With each passing day, reports on rising total confirmed cases of COVID-19 continue to dominate the global conscience, and the novel coronavirus is now present on every continent except for Antarctica. And the resulting fear is more pervasive. Thousands of people have perished as the effects of COVID-19 touch us all: stock markets have cratered, millions have become unemployed (temporarily or soon-to-be permanently), the federal government has passed a multi-trillion-dollar aid package, and health care institutions are being stretched thin. To “flatten the curve,” millions of people around the globe are quarantined in their homes or elsewhere, while infrastructure and transportation systems that bonded us globally, nationally, and locally are being used more sparingly, at least currently. Long-term, what could be the lasting effects on transportation and infrastructure in our post-COVID-19 world?
Public Transportation: Even though we are still in the first few weeks of what may be a prolonged quarantine throughout the United States, we have already seen a travel advisory issued for the New York City area, where transit ridership ranks among the highest in the country. So what does the future of transportation look like through a mandatorily-quarantined window? It’s murky, both because the windows need “cleaning” and the future of everything is covered with a COVID-19 glaze at the moment. One helpful data point is that during prior SARS outbreaks in Taiwan, there was a material drop in ridership of public transportation. If a return to work and schools occurs before a vaccine is created, people may not feel comfortable riding public transportation. With transit ridership dropping in Los Angeles in particular, could transit agencies be affected permanently?
Traffic: Assuming we remain quarantined in some form until successful treatments for COVID-19 are administered worldwide, Americans and others globally will be working from home for many months (if not for over a year). As some businesses may decide to permanently have their employees work from home to save on real estate costs, the number of commuters on the roads may drastically drop. So, could that lead to more commuters taking advantage of less congested roads, perhaps even those who traditionally rode public transportation?
Driverless cars: Another possible (and perhaps positive) impact on transportation from the effects of the COVID-19 pandemic could be the acceleration of mass adoption of driverless cars, and, hopefully, the “tweaks” that are needed to our infrastructure to maximize the safety and efficiency of driverless cars to ensure they are connected to other driverless cars, road infrastructure, and their own designated lanes away from “human” drivers. Will the future of commuting consist of a double-down of personal vehicles, but driven by themselves and connected to our infrastructure so we don’t have to just work from home, but also from our cars?
Micromobility: As urban centers worldwide have emptied, micromobility companies have felt the severe pain. Bird has already laid off 30% of its workforce. Lime has cut its valuation by over 600% in its latest funding round. Without pedestrians, commuters, and tourists traversing through our city streets, there are no users of the scooters and ebikes. In the post COVID-19 world, will city streets be littered with ghostly, unusable micro-vehicles?
Global Infrastructure Development: In the book Going Viral: Zombies, Viruses, and the End of the World, Dahlia Schweitzer notes that progress has made us sick: the proliferation of roads, airports, and other critical infrastructure has made us more globally connected and susceptible to being affected by events happening on the other side of the world. Put another way, our advancements in infrastructure not only provide us with the means we need to travel and deliver goods throughout the world, it also exposes us to diseases like COVID-19 that originate elsewhere. Critical infrastructure in developing countries is often financed, constructed, operated, and maintained using public-private partnerships (P3s). In the post-COVID-19 world, will private companies think twice about participating in P3s if future outbreaks could cause disruption to the development and operation of such P3s due to fears of developing abroad?
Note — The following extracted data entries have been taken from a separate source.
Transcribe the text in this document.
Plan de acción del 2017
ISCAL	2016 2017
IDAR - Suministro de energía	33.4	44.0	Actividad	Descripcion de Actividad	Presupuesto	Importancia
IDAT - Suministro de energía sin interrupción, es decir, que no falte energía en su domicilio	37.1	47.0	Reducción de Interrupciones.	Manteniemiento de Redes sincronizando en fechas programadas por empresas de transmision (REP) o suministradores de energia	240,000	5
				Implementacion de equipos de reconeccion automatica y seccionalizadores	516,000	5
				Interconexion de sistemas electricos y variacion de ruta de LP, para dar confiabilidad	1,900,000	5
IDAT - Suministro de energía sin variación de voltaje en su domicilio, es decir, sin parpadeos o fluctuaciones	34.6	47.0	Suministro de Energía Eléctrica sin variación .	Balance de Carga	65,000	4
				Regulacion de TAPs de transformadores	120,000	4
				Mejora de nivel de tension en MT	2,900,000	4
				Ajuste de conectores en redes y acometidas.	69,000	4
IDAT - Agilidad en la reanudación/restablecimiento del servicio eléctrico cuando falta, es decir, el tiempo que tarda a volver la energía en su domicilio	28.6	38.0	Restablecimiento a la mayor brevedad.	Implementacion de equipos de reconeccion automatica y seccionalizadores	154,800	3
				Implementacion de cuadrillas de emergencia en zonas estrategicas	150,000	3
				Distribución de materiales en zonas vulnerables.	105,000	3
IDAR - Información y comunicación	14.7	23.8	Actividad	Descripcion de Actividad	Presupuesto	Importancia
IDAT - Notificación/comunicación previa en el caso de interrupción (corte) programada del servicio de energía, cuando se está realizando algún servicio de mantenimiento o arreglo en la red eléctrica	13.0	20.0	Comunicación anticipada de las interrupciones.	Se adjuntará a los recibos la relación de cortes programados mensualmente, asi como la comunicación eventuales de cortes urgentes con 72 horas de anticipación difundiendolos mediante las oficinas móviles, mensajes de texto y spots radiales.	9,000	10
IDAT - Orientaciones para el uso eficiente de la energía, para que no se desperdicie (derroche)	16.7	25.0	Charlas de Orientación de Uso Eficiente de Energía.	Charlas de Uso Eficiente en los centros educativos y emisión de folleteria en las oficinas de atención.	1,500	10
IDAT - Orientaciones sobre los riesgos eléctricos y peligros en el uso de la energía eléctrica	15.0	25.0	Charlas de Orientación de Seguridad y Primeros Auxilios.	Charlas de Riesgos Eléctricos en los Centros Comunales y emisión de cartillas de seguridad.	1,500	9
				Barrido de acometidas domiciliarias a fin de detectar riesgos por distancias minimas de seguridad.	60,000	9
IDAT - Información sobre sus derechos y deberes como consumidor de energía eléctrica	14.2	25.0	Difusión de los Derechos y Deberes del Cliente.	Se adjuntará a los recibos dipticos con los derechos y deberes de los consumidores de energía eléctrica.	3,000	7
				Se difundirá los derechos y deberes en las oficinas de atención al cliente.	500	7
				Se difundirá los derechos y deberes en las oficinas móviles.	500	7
There is no crystal ball that could have predicted what the world would look like today. There is also no crystal ball that can predict what our world will look like in the next six, twelve, or eighteen months. One thing for sure is that COVID-19 has and will forever change our world, and it will likely forever change the future of infrastructure, transportation, and commuting. All that can be hoped for is that some changes will be for the better.